Gentilly is so large that it would almost have to be among the city's most diverse neighborhoods on area alone; the Gentilly Civic Improvement Association, an umbrella organization set up after Katrina has representatives from some twenty different Gentilly neighborhoods, almost all racially diverse and middle-class. The St. Bernard neighborhood is wedged between the older middle-class Fairgrounds area and the upscale homes along Bancroft at Bayou St. John, populated by both black and white families. Gentilly Terrace, Seabrook, St. Anthony, Edgewood, Oak Park, Mirabeau Gardens, Vascoville...all mainly working class folks with a healthy sprinkling of professionals and small business owners, such as in my neighborhood of Gentilly Terrace where a block such as mine might have almost even numbers of black and white families...with a hispanic family or two thrown in for good measure. Mostly middle to upper-middle income, mostly white residents in the Lakefront neighborhoods of Lake Oaks, and Lake Terrace.
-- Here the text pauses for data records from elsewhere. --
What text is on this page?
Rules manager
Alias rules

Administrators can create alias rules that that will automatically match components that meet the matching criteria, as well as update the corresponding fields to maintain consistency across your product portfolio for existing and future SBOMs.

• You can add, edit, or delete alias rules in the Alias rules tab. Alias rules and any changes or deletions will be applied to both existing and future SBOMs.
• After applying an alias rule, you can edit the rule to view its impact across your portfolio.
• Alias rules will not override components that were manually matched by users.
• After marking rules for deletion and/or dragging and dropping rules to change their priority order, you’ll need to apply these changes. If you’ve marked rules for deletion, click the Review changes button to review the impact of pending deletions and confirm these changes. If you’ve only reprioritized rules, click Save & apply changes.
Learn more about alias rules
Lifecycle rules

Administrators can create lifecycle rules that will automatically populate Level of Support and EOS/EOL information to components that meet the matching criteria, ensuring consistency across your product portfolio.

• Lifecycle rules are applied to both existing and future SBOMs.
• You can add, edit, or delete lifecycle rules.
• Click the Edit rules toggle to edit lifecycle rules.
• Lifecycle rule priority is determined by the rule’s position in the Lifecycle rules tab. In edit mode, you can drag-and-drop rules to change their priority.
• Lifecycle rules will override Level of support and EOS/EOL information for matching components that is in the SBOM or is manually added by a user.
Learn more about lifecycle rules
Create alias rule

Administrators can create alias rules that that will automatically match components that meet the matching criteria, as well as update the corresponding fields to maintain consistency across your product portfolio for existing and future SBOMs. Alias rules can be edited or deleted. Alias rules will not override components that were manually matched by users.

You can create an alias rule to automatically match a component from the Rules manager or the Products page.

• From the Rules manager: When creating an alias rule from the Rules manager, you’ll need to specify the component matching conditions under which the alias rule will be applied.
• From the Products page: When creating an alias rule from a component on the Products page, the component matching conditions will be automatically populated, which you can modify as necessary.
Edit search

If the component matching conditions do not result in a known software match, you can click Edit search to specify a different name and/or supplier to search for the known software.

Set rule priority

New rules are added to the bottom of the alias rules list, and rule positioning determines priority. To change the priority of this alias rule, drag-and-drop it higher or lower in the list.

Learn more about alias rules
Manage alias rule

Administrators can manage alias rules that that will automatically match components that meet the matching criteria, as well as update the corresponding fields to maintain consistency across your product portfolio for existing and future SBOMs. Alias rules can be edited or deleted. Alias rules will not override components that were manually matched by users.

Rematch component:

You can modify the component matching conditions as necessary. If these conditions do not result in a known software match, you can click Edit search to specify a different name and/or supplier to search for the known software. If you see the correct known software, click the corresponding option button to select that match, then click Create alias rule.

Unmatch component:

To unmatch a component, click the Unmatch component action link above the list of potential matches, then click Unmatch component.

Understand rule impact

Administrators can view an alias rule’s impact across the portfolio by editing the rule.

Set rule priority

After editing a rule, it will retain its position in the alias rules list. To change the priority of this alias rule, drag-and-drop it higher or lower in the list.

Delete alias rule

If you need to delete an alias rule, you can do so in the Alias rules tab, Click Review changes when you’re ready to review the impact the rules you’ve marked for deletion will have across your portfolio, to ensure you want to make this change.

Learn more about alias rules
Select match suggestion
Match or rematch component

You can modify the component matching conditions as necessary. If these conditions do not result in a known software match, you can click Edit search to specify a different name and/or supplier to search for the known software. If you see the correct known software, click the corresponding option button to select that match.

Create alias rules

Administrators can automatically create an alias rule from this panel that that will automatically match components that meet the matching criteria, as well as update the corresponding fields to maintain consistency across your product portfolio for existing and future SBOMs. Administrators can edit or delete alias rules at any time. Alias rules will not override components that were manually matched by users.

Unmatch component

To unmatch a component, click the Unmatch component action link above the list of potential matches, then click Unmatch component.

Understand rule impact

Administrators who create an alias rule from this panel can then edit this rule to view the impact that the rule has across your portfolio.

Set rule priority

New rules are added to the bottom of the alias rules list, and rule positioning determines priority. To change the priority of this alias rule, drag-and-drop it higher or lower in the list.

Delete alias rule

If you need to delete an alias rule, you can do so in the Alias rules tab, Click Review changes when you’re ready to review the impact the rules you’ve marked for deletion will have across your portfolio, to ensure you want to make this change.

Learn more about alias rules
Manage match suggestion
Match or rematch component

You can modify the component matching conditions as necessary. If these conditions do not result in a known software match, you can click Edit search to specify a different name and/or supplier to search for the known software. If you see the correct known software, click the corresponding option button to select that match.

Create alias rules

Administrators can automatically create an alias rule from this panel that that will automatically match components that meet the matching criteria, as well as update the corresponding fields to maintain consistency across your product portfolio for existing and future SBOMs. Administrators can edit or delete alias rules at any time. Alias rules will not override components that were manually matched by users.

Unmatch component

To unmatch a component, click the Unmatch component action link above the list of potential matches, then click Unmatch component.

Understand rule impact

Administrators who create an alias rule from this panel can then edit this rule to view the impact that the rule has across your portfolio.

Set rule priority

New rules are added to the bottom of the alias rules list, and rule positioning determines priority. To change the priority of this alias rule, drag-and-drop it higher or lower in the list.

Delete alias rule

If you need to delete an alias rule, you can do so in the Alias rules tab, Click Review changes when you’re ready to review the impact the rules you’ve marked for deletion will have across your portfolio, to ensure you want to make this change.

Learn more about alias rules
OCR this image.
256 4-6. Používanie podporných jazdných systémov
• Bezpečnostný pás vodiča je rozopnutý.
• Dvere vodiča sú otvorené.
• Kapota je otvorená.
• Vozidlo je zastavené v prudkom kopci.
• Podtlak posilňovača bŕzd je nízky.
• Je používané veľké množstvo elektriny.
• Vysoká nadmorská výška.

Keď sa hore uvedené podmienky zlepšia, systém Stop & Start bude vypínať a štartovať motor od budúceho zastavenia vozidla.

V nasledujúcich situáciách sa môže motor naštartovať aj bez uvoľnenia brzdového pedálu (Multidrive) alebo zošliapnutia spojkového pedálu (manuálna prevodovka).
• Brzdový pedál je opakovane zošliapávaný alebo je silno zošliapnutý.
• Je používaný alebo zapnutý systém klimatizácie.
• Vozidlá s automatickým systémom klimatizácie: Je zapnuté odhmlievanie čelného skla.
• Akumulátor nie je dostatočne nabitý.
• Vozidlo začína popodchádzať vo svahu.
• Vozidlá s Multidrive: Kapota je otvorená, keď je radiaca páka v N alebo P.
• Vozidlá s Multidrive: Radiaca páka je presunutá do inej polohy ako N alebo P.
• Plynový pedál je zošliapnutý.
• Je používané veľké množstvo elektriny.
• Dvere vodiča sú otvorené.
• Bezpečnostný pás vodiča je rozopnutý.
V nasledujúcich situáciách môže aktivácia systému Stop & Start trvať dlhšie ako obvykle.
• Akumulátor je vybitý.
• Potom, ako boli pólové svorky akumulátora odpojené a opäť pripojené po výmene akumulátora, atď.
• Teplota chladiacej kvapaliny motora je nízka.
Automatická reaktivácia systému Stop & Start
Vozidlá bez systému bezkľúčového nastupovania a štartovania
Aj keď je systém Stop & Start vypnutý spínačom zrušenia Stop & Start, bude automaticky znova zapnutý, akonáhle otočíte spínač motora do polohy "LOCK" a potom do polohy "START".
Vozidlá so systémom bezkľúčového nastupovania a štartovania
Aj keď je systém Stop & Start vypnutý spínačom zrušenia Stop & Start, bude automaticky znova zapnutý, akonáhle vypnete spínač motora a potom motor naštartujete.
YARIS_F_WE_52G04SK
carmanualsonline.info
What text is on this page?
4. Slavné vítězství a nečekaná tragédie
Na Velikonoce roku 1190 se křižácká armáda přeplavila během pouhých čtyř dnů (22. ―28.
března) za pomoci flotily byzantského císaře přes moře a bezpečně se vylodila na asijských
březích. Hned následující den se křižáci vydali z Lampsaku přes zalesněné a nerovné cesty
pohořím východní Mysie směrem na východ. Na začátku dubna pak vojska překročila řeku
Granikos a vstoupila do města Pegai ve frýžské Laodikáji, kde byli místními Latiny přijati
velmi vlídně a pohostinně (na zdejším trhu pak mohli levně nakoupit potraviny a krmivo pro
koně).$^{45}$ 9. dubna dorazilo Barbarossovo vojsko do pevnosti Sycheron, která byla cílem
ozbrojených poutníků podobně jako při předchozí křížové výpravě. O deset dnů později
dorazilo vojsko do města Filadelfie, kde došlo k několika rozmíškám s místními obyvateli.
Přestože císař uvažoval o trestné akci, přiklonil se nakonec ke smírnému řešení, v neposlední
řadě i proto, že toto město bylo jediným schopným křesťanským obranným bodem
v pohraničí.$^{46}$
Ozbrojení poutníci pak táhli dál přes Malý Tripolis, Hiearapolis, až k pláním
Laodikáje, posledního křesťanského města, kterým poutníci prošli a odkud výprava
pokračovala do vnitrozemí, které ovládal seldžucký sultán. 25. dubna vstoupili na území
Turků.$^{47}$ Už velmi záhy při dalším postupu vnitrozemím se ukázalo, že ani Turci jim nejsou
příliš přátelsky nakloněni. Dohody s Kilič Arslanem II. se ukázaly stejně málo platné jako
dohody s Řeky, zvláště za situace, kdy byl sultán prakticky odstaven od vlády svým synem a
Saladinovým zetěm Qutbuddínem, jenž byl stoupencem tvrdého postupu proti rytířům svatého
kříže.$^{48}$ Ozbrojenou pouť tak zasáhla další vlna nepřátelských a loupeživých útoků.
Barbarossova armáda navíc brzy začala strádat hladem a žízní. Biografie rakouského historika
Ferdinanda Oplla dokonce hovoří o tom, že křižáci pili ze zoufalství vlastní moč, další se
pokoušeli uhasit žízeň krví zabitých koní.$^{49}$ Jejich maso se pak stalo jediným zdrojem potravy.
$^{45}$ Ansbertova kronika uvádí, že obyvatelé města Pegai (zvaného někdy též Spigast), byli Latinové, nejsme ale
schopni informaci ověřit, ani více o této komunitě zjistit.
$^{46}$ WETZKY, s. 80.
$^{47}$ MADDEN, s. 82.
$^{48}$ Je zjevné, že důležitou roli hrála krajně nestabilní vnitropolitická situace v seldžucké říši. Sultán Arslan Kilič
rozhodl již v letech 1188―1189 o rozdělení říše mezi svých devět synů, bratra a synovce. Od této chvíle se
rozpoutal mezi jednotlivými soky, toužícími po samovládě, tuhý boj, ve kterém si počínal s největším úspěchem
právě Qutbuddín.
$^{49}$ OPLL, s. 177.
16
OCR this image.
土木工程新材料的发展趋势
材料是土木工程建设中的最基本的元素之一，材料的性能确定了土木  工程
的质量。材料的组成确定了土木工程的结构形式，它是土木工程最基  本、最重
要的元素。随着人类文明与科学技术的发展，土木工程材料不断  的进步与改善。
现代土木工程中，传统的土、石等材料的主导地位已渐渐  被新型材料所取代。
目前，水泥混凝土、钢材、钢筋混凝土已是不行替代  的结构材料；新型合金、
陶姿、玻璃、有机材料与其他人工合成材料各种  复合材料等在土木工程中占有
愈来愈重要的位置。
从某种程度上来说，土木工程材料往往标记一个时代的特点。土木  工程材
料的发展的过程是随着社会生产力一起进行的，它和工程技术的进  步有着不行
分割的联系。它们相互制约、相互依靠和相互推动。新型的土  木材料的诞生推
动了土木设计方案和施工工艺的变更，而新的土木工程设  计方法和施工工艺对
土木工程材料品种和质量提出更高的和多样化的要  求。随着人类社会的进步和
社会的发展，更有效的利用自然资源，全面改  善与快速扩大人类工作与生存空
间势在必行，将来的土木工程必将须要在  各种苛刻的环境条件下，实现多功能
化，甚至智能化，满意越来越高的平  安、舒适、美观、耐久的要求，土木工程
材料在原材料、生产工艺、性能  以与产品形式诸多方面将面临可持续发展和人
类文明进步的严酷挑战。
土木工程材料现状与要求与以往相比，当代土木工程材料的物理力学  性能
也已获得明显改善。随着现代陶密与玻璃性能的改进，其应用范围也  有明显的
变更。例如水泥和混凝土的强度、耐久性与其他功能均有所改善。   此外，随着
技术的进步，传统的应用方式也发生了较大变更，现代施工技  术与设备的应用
Pontchartrain Park, the city's first upscale subdivision specifically for the African-American community, is located in Gentilly.

Lakeview is largely white, and middle, upper-middle, and higher in income.

New Orleans East has the reputation of being all low income apartment housing, mainly because that's what's clustered along the Interstate as you drive through the area...but in fact, there are still many middle to upper-middle class neighborhoods, mostly black but still with some of the white families who originally bought homes when the area was developed. Lake Willow, Spring Lake, Lake Barrington Estates...all fairly upscale. And don't forget the decidedly upscale development along Crowder in recent years...and of course, New Orleans' largest Vietnamese enclave at Village d'Lest.

So you see, both Uptown AND Downtown can lay claim to diverse populations...or at least, could before Katrina. We'll have to wait to see how everything shakes out in the future.